The past 4 years have been enlightening to say the least. I cannot count how many Spanish presentations I made (well at least now I know 15 is quince and not diecicinco), I learned that sometimes diamonds are produced from the pressures of procrastination, and who would’ve thought that the difficult times at Troy might actually bring people together!
But I figured, since we’ve all seen the once clueless freshmen mature into aspiring models, journalists, entrepreneurs, and engineers, (oh and did I forget doctors?), since we’ve all witnessed how eye bags grow exponentially on the daily during the college app season, and since we’ve all heard about how we are “the worst case of senioritis” Mr. Rod has ever seen; so today, I would like to share some lessons I learned through the journey of high school with my fellow classmates, because it’s 2019 and sharing is caring.
The first lesson is that you are what you love, and who loves you, but not who doesn’t love you. As a first generation immigrant, I used to be extremely self-conscious: of my appearance, of my slight accent (and my inability to English in general — to this day), and of anything that seemed mildly un-American. But through the past four years, I learned that really, it doesn’t matter all that much. We all make mistakes and have our deficiencies, and that’s ok. A part of life is mastering the art of losing, losing the perfect image, losing that A+ in Fundamentals of Computer Science, and, most importantly, losing snapchat streaks.
As the contemporary poet and metaphysician Taylor Swift once said, we shouldn’t care so much if we feel misunderstood by a lot of people who don’t know us, as long as we feel understood by the people who do know us, who will show up for us, who see us as human beings. Sometimes I think it’s fearless to say goodbye to a situation that’s exhausting or toxic, and oftentimes, by leaving things behind and being yourself, you will find much broader horizons.
The second lesson is to build yourself up strong but humble. Surround yourself with positivity and support. Know that criticism doesn’t have to defeat you: it can strengthen you instead. We’re all different, and although it might not seem easy to get past the things we don’t always understand, remember that it is absolutely possible. And when you’re under attack, just think that the people who carry such negativity often have rather tragic lives themselves. So next time, pity them instead. Nobody is perfect, but humility always goes a long way.

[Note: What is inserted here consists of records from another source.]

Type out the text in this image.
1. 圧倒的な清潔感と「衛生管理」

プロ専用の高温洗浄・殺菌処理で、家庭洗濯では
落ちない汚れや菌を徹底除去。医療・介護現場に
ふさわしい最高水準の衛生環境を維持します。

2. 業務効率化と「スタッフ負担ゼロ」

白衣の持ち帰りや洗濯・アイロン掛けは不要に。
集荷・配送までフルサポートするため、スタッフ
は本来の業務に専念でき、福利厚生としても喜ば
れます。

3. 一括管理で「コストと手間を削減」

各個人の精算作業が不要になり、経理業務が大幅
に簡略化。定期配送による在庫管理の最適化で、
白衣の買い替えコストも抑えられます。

I know, personally, that when Harvard University intimately tells us that they regret to inform us, or when Mr. Kim puts in that 0% on the acid-base titration Iodine Clock test, or when the all-nighter to cram the entire novel Frankenstein is no longer sustainable even with multiple cups of coffee, it can seem like the end of the world. But I also know that rejections are natural to the human experience, and that in the long, long marathon of life, obstacles will show up every step of the way.
But don’t ever let those obstacles sidetrack you, because it may be a fight to live an interesting life, but it’s a fight worth fighting for. Because if we are brave enough to chase after our ideals with unwavering determination, then there is a chance that we’ll succeed. Because I know that someday, when we get to where we’re going, the stories we write will be worth telling, and retelling, and listening to.
So don't become discouraged when the suffocating reality comes crashing down. Sometimes dreams are broken to make space for new ones. They represent a direction, but they’re not always the destination. Perhaps we don’t grow toward them, or for them. We grow to exceed them. Maybe we’re not quite ready for them today, but I know we’ll be ready someday. If we don’t get there, we’ll get somewhere. And I hope that the belief in someday, the dream of somewhere, will be our solace in midst of the ceaseless cluelessness of life.
Thank you for all the memories, Class of 2019, I am so glad to have had all of you.
Delivered May 31, 2019 at Troy High School's Commencement Ceremony as valedictorian for the Class of 2019.